Kaps, M, Legemate, DA, Ries, F, Ackerstaff, RG, Markus, H, Pezzoll, C, Llull, JB, Spinazzi, A
Journal of neuroimaging : official journal of the American Society of Neuroimaging. 2001;(3):261-7
Abstract
BACKGROUND AND PURPOSE The authors investigated the safety and diagnostic potential of a new ultrasound contrast agent (SonoVue) using transcranial color-coded duplex sonography (TCCS). METHODS Forty patients were enrolled in a multicenter, open-label (on-site), blind (off-site), randomized, dose-ranging crossover study. SonoVue was administered as an intravenous bolus injection of 4 different dosages (0.3, 0.6, 1.2, and 2.4 mL).

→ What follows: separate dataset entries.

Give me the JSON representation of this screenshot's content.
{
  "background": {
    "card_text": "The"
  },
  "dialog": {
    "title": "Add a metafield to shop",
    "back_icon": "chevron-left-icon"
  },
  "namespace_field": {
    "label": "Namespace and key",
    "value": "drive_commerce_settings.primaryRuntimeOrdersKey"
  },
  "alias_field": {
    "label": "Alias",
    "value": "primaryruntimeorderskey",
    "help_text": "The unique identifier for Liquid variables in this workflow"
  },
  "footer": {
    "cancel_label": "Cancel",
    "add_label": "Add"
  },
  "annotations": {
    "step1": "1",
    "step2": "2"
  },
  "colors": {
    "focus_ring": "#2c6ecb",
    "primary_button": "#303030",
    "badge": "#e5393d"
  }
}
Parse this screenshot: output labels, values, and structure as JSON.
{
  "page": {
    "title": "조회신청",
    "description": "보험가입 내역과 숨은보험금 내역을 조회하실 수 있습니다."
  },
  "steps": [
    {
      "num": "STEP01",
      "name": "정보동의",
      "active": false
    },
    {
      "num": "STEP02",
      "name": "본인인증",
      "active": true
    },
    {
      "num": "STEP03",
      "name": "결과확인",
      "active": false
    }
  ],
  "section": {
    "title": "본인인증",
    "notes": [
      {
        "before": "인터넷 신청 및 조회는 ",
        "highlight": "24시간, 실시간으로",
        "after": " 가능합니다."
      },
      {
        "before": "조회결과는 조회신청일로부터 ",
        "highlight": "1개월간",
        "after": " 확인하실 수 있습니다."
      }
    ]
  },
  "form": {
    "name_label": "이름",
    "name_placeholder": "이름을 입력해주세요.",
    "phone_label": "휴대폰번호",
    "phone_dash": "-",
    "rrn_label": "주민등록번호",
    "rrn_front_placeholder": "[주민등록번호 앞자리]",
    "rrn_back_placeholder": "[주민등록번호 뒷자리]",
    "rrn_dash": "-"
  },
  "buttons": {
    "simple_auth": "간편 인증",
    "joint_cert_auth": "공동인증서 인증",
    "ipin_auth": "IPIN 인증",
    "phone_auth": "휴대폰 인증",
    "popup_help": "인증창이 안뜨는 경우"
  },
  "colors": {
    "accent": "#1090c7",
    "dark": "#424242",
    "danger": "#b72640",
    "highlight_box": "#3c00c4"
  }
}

Efficacy was evaluated as (1) off-site assessment of global quality of the Doppler investigation (based on color or power Doppler images and spectral analysis) at baseline and following each dose of SonoVue according to a 4-point scale (from very poor to excellent imaging of blood flow) and (2) duration of clinically useful signal enhancement and color or power Doppler visualization of blood flow. Additional on-site efficacy assessments performed following each dose of SonoVue included confidence in diagnosis and global consequences of contrast enhancement on diagnosis. Safety evaluations included clinical laboratory tests, neurological examination, injection site tolerability, and incidence of adverse events and their relationship to the study agent. RESULTS All doses of SonoVue significantly improved the global quality of Doppler examinations (P < .05). The median duration of clinically useful enhancement was dose related (P < .001) and ranged from 2 to 6 minutes at the highest dose. The administration of the contrast agent changed a nondiagnostic study to a diagnostic one in 66% of patients and increased the confidence in diagnosis in 74% of cases. No serious adverse events were recorded following SonoVue administration. The observed adverse reactions were all transient and mild in intensity. CONCLUSIONS The results obtained from this multicenter study demonstrate that the administration of SonoVue to patients with ischemic cerebrovascular disease who undergo TCCS examination of cerebral vessels improves the visualization of intracranial arteries, providing a dose-dependent contrast enhancement and a clinically useful duration of signal enhancement related to the dose. During this multicenter study, SonoVue proved to be a safe and well-tolerated compound.